Angesichts der Defizite dieser drei Modelle plädiert Grundmann für eine mutige Dekonstruktion des Dialogs in der Weise, wie er bisher geführt wird. Denn ein Dialog, in dem nur Konzepte präsentiert und Ideen ausgetauscht werden, wird scheitern. Ein Dialog neues Typs wird erst möglich, wenn die Beteiligten nicht von vorneherein wissen, wohin die Reise geht, sondern sich mit offenen Augen und Geduld auf den Weg machen und zu Beginn weder das Ziel noch die Dauer der Reise wissen. Die christliche Religion kann hier ihren spezifischen Beitrag dahingehend liefern, dass sie Gott als Menschen glaubt mit Leiden und Tod, aber dass dieser menschengewordene Gott auch den Tod überwunden hat.

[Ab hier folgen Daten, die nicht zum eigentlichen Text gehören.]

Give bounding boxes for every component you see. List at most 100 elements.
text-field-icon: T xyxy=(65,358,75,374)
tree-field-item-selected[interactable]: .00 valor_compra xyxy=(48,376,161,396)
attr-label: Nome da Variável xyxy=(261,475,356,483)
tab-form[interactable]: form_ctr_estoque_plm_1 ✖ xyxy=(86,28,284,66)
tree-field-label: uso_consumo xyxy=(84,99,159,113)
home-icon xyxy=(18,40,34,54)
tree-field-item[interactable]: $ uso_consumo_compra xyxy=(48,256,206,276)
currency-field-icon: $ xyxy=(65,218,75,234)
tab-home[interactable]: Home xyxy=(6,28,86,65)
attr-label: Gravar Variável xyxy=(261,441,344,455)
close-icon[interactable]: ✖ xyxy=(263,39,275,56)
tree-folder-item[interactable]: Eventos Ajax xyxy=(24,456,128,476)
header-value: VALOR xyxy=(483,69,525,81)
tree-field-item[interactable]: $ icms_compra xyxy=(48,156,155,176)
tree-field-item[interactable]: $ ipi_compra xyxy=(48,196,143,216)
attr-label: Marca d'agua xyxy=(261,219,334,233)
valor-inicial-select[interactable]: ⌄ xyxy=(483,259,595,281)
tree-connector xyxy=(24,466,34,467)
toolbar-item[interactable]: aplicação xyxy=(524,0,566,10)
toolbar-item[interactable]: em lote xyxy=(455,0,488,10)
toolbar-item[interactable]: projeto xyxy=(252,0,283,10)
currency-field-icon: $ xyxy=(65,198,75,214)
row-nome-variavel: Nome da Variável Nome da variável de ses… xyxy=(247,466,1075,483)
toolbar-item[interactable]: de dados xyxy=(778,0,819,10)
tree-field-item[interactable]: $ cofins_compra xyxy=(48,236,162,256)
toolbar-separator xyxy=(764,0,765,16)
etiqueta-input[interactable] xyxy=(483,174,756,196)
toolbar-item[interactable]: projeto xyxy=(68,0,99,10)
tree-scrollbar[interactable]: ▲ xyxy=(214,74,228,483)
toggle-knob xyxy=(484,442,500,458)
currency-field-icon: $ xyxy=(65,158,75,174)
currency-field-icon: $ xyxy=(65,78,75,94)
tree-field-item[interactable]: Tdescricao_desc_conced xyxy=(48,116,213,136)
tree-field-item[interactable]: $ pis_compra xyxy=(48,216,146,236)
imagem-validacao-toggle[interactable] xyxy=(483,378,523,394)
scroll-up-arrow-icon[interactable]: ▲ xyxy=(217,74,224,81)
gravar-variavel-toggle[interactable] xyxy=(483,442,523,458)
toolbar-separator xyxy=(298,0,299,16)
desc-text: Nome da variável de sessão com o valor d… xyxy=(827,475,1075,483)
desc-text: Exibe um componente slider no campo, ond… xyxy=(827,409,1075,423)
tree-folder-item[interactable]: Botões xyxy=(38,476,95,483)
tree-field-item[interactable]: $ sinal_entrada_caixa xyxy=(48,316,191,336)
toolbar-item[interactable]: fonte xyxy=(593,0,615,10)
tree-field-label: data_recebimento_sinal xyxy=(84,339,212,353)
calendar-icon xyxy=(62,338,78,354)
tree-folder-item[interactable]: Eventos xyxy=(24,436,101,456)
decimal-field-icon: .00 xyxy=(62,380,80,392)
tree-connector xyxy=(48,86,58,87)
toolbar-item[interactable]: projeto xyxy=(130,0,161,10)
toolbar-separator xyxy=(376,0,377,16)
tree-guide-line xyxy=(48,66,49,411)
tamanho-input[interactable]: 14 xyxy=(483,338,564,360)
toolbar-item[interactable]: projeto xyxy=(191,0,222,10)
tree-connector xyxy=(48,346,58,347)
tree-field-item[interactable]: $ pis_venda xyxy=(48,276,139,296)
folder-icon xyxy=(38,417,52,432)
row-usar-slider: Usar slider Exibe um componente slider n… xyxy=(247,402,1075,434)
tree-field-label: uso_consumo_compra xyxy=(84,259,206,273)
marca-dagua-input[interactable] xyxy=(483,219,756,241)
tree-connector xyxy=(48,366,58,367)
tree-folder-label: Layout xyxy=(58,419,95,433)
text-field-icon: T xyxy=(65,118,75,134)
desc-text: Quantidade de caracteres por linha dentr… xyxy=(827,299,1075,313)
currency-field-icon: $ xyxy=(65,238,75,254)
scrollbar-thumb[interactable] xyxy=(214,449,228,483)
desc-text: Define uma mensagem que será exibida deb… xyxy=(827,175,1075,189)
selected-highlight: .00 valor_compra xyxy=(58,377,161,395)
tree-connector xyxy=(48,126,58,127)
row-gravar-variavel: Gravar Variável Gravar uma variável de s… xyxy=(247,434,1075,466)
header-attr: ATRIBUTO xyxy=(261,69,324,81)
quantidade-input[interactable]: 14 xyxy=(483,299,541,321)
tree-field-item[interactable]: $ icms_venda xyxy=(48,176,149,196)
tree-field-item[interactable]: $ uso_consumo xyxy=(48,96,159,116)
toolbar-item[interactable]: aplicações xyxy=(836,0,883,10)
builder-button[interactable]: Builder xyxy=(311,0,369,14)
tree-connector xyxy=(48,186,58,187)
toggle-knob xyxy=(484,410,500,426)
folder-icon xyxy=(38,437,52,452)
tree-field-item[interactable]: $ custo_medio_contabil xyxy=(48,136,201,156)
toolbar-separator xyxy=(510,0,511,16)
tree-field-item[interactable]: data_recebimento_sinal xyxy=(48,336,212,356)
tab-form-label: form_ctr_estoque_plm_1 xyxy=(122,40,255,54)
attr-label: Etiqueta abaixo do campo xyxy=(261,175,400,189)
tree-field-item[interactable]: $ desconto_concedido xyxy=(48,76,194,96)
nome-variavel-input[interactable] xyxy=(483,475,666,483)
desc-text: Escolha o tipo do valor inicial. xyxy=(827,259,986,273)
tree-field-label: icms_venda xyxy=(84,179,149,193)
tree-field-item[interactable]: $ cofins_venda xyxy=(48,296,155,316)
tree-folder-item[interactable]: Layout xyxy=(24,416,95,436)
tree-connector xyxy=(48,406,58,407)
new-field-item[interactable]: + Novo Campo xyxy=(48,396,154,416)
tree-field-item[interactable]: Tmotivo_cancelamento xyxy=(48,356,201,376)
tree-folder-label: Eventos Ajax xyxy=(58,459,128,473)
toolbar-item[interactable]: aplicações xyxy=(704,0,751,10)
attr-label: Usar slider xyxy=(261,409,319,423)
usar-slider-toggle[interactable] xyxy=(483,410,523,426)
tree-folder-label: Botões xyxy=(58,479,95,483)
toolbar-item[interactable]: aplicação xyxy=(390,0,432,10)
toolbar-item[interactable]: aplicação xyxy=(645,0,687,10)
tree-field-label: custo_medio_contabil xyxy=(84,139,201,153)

Und weil Jesus selber den Dialog als Prinzip in seinem Leben verwirklicht hat, sind Christen in besonderer Weise dazu aufgerufen, ihr Leben als authentische dialogische Existenz zu führen und andere dazu einzuladen. Nur Argumente und Diskussionen allein sind für ein christliches Leben nicht ausreichend, sondern ein konkretes Leben im Vertrauen auf die Verheißungen und Offenbarungen Christi.

Ein kühnes Buch, das auch gut gemeinte und wohlbekannte Auffassungen zum Zauberwort „Interreligiöser Dialog“ hinterfragt. Nicht ein Relativieren und Einebnen der religiösen Eigenheiten wird diesen Dialog voranbringen, sondern eine selbstbewusste Konkretion im Leben religiöser Menschen. Dazu lädt Christoffer Grundmann ein, und wer die Geduld hat, die bisweilen sehr detaillierte und profunde Argumentation des Autors nachzuvollziehen, wird mit einer neuen kreativen Perspektive für den interreligiösen Dialog belohnt.